Unlike in “ATM,” “RSVP” and “PB&J,” the letters in “SAT” do not stand for anything. The College Board may have changed the name from “Scholastic Aptitude Test” to just “SAT” 13 years ago because they knew that SAT scores are about as good a measurement of students’ “scholastic aptitude” as their parents’ tax returns are.

Although high SAT scores are frequently cited as examples of “merit,” not even the College Board professes to measure creative problem-solving ability, research skills or other highly relevant characteristics of meritorious performance. Admittedly, the scores from SATs slightly correlate with college students’ first-semester grade point averages. The SAT also serves as a fabulous assessment of students’ ability to follow instructions, make strategic guesses and prepare in advance for stressful assignments. Beyond that, however, SAT scores have a negligible ability to predict much of anything that parents’ wealth or education cannot. Jesse Rothstein, a Princeton economist, recently studied the application credentials of over 20,000 college-bound students and found that SAT scores function as a “laundering device” for information like parents’ income and high school demographics. That is, the minimal correlation between SAT scores and college grades is virtually the same as the correlation between family background and college grades. Unless universities are willing to say that family background is a fair definition of “merit,” why do they still require students to send in test scores?

Perhaps universities use SAT scores to compensate for the subjectivity of grades. After all, a student at an elite private school might have worked harder for his A than a student at an under-funded public school worked for hers. Or maybe admissions departments need the SAT to facilitate reading the thousands of applications they receive each year. At student expense, colleges receive with each application a single number from 600 to 2400 by which they can prioritize their data.

Unfortunately, not even the “objective” standards of the SAT can predict academic success in college as well as other quantifiable information that admissions departments already use, like class rank and relative difficulty of classes. While grades may be at the whims of teachers, cumulative GPA is simply a better reflection of students’ “scholastic aptitude” than a single standardized test could ever be. Despite the variability in styles and standards across individual teachers and schools, relative class rank reflects motivation and drive, which are critical assets in college. Sure, grades may be neither uniform nor perfect evaluations of ability, but the danger of internalizing SAT scores as measures of academic worth far outweighs the test’s usefulness.

Many universities much larger than Yale no longer accept SAT scores, at no educational loss. In fact, the University of Texas at Austin found that students automatically admitted because of their class rank generally outperformed their classmates with higher SAT scores. According to FairTest, 400 other schools do not require SAT scores from all applicants.

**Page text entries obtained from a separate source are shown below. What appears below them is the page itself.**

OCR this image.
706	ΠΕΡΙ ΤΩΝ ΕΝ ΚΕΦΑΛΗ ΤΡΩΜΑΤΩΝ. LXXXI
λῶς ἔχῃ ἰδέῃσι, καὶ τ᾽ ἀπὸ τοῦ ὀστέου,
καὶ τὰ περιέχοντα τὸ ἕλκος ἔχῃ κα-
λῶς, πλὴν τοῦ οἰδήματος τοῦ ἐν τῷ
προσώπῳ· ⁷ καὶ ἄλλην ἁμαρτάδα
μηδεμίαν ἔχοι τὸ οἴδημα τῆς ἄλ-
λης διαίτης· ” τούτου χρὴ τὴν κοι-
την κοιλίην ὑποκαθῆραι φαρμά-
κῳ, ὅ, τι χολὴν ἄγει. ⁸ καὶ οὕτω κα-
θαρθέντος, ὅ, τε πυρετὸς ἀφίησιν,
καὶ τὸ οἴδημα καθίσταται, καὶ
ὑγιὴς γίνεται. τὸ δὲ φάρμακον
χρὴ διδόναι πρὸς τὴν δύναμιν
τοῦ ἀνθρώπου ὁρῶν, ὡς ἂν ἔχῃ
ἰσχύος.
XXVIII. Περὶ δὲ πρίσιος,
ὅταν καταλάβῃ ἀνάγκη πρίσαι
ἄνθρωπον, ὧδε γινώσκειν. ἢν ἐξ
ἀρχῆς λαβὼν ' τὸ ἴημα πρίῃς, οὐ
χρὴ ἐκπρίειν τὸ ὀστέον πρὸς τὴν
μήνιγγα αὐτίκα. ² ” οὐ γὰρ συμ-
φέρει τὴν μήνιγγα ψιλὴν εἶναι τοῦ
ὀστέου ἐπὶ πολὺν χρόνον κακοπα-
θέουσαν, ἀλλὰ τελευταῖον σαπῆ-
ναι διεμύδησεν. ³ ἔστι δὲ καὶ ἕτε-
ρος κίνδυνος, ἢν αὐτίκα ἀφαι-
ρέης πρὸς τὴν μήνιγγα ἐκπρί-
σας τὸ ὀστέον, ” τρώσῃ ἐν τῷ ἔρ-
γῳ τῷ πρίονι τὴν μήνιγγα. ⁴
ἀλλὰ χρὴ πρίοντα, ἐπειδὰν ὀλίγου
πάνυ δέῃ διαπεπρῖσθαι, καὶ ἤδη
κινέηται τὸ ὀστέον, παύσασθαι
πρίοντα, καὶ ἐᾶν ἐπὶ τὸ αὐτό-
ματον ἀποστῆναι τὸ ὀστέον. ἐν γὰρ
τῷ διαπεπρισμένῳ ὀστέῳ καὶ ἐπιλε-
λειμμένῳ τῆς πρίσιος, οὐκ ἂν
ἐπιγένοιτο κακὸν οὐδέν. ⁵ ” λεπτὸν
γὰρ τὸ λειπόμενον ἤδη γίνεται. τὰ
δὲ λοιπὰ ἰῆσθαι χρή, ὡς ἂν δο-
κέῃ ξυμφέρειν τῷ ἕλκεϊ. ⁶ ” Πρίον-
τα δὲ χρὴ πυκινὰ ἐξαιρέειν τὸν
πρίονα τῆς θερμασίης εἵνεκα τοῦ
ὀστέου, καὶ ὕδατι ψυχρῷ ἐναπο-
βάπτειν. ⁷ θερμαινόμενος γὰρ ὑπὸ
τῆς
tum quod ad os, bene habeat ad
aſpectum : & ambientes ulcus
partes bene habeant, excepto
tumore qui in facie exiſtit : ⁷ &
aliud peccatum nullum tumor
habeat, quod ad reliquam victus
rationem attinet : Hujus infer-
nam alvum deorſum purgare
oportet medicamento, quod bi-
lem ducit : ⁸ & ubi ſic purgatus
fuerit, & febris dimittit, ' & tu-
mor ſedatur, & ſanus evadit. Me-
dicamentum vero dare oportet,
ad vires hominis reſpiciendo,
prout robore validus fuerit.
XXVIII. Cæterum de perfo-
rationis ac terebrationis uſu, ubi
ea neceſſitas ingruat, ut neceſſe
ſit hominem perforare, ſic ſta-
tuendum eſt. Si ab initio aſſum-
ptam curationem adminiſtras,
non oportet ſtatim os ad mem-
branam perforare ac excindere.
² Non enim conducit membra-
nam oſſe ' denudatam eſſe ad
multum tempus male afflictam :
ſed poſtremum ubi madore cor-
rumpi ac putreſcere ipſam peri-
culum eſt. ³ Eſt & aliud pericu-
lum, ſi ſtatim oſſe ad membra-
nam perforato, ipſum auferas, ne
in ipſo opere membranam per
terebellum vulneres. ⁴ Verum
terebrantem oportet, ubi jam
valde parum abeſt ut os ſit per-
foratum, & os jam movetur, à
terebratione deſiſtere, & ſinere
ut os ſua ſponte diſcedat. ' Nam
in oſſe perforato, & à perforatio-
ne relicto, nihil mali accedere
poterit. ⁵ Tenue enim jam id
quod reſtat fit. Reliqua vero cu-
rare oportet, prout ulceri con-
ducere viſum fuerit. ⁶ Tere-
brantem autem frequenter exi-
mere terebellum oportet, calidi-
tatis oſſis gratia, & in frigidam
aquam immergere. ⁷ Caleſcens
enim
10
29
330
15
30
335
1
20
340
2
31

The SAT also has numerous biases that potentially hurt applicants. Women, white students from low-income or rural families, and blacks and Latinos generally perform worse on the SAT than their male, wealthy or suburban counterparts. Yet women generally earn higher high school and college grades than men; students from wealthy families can pay thousands of dollars for SAT preparation courses without admissions departments’ knowledge; and women, blacks and Latinos may be affected by what Stanford psychologist Claude Steele calls a “stereotype threat.” In one of Steele’s studies, one group of black and white students took the same aptitude test and performed similarly, but when a different group of black students were told that blacks usually perform worse on the test, they took the same test and scored lower. Such psychological or financial factors have nothing to do with academic potential.

In 1905, Harvard became the first Ivy League university to adopt the SAT. One hundred years later, Yale should become the first Ivy to reject it. The SAT provides no essential role as an indicator of academic success, and its continual usage unfairly privileges some students and legitimates the erroneous assumption that high-stakes standardized testing can accurately predict “merit.”

At the very least, Yale should state explicitly what they are using the SAT to measure. Perhaps they can take the April 2 headline from The Onion, “New SAT Section Tests Ability to Pay Tuition,” as their source of inspiration.

Nikolas Bowie is a sophomore in Timothy Dwight College. He is a member of Justice!, an organization working to eliminate the SAT from Yale’s admissions process.